I resent the idea of degrees as certification (that’s a post for another day). It wasn’t enough for me to just tell myself that I “had to finish” to get the job. I needed a deeper motivation to finish my degree than “its required.” I needed something to cling to day in and day out, one lecture and homework assignment at a time.

This Is Training

I always thought seeing the finish line would be motivating. Honestly, it made it harder until I realized that everything I was seeing was a cheaper substitute for the real thing. An internship isn’t a full-time job. It underpays, gives little responsibility, and it goes away. Same for undergrad research and random teaching gigs as a grad student. Life often tries to hand us shortcuts and substitutes for the real thing, but we all know in our heart of hearts that it would leave us dissatisfied.

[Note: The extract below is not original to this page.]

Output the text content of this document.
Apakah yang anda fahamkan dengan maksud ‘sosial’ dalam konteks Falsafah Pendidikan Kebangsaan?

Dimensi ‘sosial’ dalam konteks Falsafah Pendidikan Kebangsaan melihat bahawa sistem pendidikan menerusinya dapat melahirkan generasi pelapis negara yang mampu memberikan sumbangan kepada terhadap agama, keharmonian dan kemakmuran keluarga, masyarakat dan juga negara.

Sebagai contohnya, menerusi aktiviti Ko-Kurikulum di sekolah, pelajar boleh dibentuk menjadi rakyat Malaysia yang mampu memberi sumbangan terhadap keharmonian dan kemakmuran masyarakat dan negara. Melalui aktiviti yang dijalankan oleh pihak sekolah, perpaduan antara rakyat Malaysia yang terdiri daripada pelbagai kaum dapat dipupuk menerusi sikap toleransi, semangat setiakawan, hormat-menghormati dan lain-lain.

That’s what I clung to. I focused on getting the real thing, and being ready for it when it came. Every topic I had to learn was an opportunity to broaden my ability to do the job better in the future. Every assignment was a chance to prepare (though sometimes I had to work very hard to convince myself of that).

Conclusion

If you’ve gotten a tase of the “real world” and are finding it hard to stay motivated as a student, I hope that you know you’re not alone. It’s a normal feeling, though we might not talk about it much. You’re not lazy or unmotivated – you’re just really excited for where this all leads. If you think you’re good and ready now, just imagine how much better you could be with additional training and practice. I can’t count the number of times a recent graduate has told me that some obscure idea that they never thought they’d need ended up being the thing that unlocked their career. Hunt for that thing, and savor the experience, you don’t get many chances to do something like being a full-time student.

Embrace learning, embrace the pursuit of personal power.